Friday, 10 February 2012

this is also oppression

a reminder of how much we take for granted. via CAIR, i was directed to this piece about a woman in uzbekistan fined for wearing a headscarf:

Manzura Kattakhuzhaeva, from Bakht in the Syrdarya region, was prosecuted for wearing the traditional Muslim hijab, which covers the hair and forehead. The Syrdarya court fined Kattakhuzhaeva ten times the minimum wage (a total of 286,000 sums) on 7th October 2011, says Ezgulik’s leader Vasilya Inoyatova.

the hijab was apparently banned as a means to stop religious fundamentalism, but this seems to be a much more dangerous thing to me:

The amendments to the Administrative Code in 1998 were also enshrined in Uzbekistan’s criminal law.

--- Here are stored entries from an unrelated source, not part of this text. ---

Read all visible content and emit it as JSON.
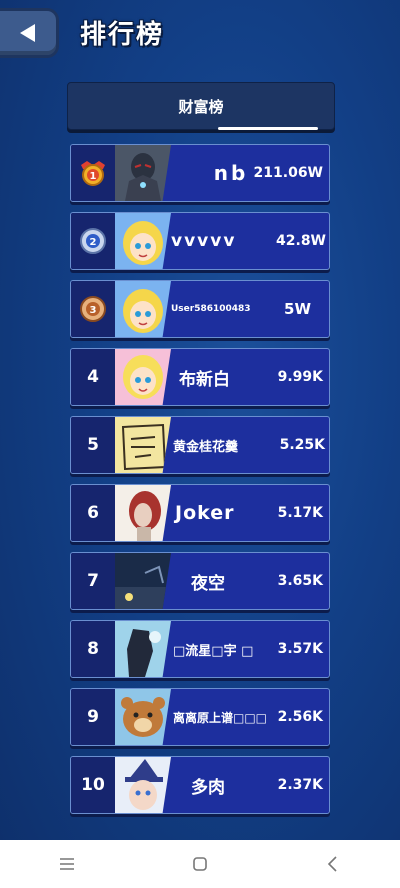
{
  "header": {
    "title": "排行榜",
    "back_icon": "back-arrow-icon"
  },
  "tabs": [
    {
      "label": "财富榜",
      "active": true
    }
  ],
  "colors": {
    "background": "#123f86",
    "row": "#1d2f9e",
    "rank_cell": "#16256e",
    "gold": "#e6a020",
    "silver": "#9fb4d8",
    "bronze": "#c77a3a"
  },
  "ranking": [
    {
      "rank": "1",
      "medal": "gold-medal-icon",
      "avatar": "armored-hero-avatar",
      "name": "nb",
      "score": "211.06W"
    },
    {
      "rank": "2",
      "medal": "silver-medal-icon",
      "avatar": "blonde-girl-avatar",
      "name": "vvvvv",
      "score": "42.8W"
    },
    {
      "rank": "3",
      "medal": "bronze-medal-icon",
      "avatar": "blonde-girl-avatar",
      "name": "User586100483",
      "score": "5W"
    },
    {
      "rank": "4",
      "avatar": "cartoon-girl-avatar",
      "name": "布新白",
      "score": "9.99K"
    },
    {
      "rank": "5",
      "avatar": "sketch-avatar",
      "name": "黄金桂花羹",
      "score": "5.25K"
    },
    {
      "rank": "6",
      "avatar": "red-hair-avatar",
      "name": "Joker",
      "score": "5.17K"
    },
    {
      "rank": "7",
      "avatar": "night-scene-avatar",
      "name": "夜空",
      "score": "3.65K"
    },
    {
      "rank": "8",
      "avatar": "dark-figure-avatar",
      "name": "□流星□宇 □",
      "score": "3.57K"
    },
    {
      "rank": "9",
      "avatar": "bear-avatar",
      "name": "离离原上谱□□□",
      "score": "2.56K"
    },
    {
      "rank": "10",
      "avatar": "witch-avatar",
      "name": "多肉",
      "score": "2.37K"
    }
  ],
  "navbar": {
    "menu_icon": "menu-icon",
    "home_icon": "home-icon",
    "back_icon": "back-icon"
  }
}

They incorporate much more severe penalties for the crimes of engaging others in religious activity, creation and leadership of religious organizations, infringing rules on teaching religion, drafting or distributing materials which constitute a threat to public order.

i try to imagine a world where it would be illegal for me to cover my hair and neck when i go out in public. where it would be illegal to form a muslim women's organisation that advocated for the rights of muslim women, that organised conferences where muslim women could meet and discuss religious issues. it would be illegal to have a muslim youth group and organise camps which included a lot of physical activity and some religious content.

i don't want to imagine it. and yet it is a constant threat for muslim women, that we will be restricted in how we can dress in order to appease society's fears of harm. harm that hasn't been caused by women wearing headscarves. if anything, such women suffer harm rather cause it, and i can't see how restrictions on dress will solve the problem of political dissent. unless it is a way for the state to prove how much power it has over individuals, and that it is useless for individuals to even attempt to assert their rights.

we'd like to think that such a ban would never happen in nz. but then france also seemed a place where liberal notions of freedom and equality would protect the rights of citizens to choose how they dress. that didn't turn out so well. this news story is a reminder that we are just one hostile, unpopular government away from having our dress used as a political tool to stir up hatred, and to legislate that hatred in a form that restricts our ability to express our own faith.

i would like to think that i'd be prepared to go to jail for my right to cover my hair. but having to face a fine that is ten times the minimum wage? having to face the possibility of my own children living in poverty and being denied opportunities as a result? that is an incredibly difficult and really cruel choice for a woman to have to make.

we hear a lot about the lack of women's rights in countries like afghanistan, iran and saudi arabia. but stories like this one aren't told in our media. this kind of oppression isn't worthy of being reported, because it doesn't fit into the stereotypes that have been built around us. it spoils the narrative of the way in which muslim women are supposed to be oppressed.

but somewhere in uzbekistan is a woman who is going to have to try to find this money. maybe she's from a relatively wealthy family, maybe this won't be a very great hardship for her. but i doubt if this would have been the punishment unless it did cause hardship. this is a government and a judiciary that is trying to send a strong message to the women of their country. regardless of the burden placed on this one individual woman.